Kalau seorang anak mampu bersikap baik, lingkungan sosial budaya juga menunjang, yakin dan percaya anak itu akan menjadi orang baik. Nah untuk lingkungan yang baik adalah tugas kita bersama. Mengingat arus telekomunikasi sangat besar peranannya dalam mempengaruhi pola pikir anak-anak sekarang ini. Setiap anak sudah dengan mudah dan cepat mengakses banyak informasi, tak terkecuali informasi negatif.
Di usia yang masih kecil, seorang anak belum dapat membedakan mengenai informasi yang unsurnya berbau positif maupun negatif.
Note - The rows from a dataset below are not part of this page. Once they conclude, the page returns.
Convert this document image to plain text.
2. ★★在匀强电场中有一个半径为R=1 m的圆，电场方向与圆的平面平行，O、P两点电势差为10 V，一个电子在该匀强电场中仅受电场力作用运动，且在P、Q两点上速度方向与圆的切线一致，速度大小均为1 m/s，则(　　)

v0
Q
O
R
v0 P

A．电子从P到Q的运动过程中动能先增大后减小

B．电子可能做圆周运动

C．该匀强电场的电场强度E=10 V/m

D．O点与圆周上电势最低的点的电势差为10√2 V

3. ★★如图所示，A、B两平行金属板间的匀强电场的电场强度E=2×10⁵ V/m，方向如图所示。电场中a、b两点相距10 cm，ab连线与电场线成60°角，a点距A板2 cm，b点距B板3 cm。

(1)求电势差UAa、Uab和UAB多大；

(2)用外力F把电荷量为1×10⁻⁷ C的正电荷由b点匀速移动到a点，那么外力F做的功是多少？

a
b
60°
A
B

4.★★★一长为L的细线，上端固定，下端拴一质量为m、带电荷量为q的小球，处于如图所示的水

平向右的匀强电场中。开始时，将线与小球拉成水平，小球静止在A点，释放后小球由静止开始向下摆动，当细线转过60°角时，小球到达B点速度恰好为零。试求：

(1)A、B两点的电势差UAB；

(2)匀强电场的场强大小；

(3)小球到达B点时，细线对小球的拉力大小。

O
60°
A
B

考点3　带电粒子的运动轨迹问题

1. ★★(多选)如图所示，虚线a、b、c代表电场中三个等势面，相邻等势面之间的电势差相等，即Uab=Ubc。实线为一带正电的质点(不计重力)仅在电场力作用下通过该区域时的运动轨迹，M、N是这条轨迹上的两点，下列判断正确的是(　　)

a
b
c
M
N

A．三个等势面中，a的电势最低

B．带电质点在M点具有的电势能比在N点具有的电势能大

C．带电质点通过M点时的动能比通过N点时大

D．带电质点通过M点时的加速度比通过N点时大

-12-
Mereka hanya dapat melihat, mendengar dan menyaksikan hal-hal yang sebenarnya menyimpang dari norma dan adat istiadat budaya kita. Sebut saja seperti mudahnya mengakses video atau hal-hal yang berunsur pornografi dapat mereka akses dengan mudah, cepat dan di mana saja.
Sulitnya Mendidik Moral Anak
Akses kriminalitas yang terjadi di manapun dan kapapun saja mereka dapat melihatnya. Berbagai adegan prilaku yang tidak senonoh misalnya juga dapat diakses dengan cepat seperti kasus perselingkuhan , pembunuhan dan pecurian. Hal ini dapat tertanam dan tidak sedikit yang menjadi ajang percontohan bagi mereka. Perhatian pendidikan moral terhadap anak sepatutnya harus kita galakkan sedini mungkin.
Sebenarnya tugas yang paling penting dan utama berasal dari peran keluarga yang telah saya paparkan pada artikel sebelumnya. Anda dapat mengaksesnya di peran keluarga dalam pendidikan. Bahkan ada yang bilang “kalau ingin tahu kepribadian seseorang maka yang paling mirip kepribadiannya adalah orangtuanya”. Salah satu hal yang dapat orang tua lakukan adalah dengan mengikut sertakan anak dalam kegitan kursus online. Alih-alih hanya menggunakan internet hanya sebatas akses hiburan semata.
Selain faktor biologis (gen) yang terwariskan kepada mereka yang berpengaruh terhadap sikap dan kepribadiananya, berbagai nilai-nilai kepribadian yang kita ajarkan sejak kecil pertama kali berasal dari orangtua. Contoh, seorang anak dalam masyarakat Bugis diajarkan nilai kesopanan dalam berperilaku. Pada saat berjalan, tidak boleh melangkahi orang yang lebih tua dan menjulurkan tangan kanannya ke bawah sambil berjalan. Mereka harus mengatakan tabe’ yang artinya permisi. Perilaku ini terdengar simple tapi sudah menjadi kebiasaan sejak dulu kala (turun-temurun).
Selain itu, ada pula kata yang menandakan setuju dan bernilai sopan, yaitu kata iye’. Kedua kata ini telah tertransfer dari nenek-moyang terdahulu sebagai warisan budaya dan menjadi bagian dari hidup mereka. Bahkan jika mereka melanggarnya, maka mendapatkan sanksi sosial seperti menganggap orang itu tidak sopan, orang akan menganggap mereka sudah meninggalkan adat istiadat.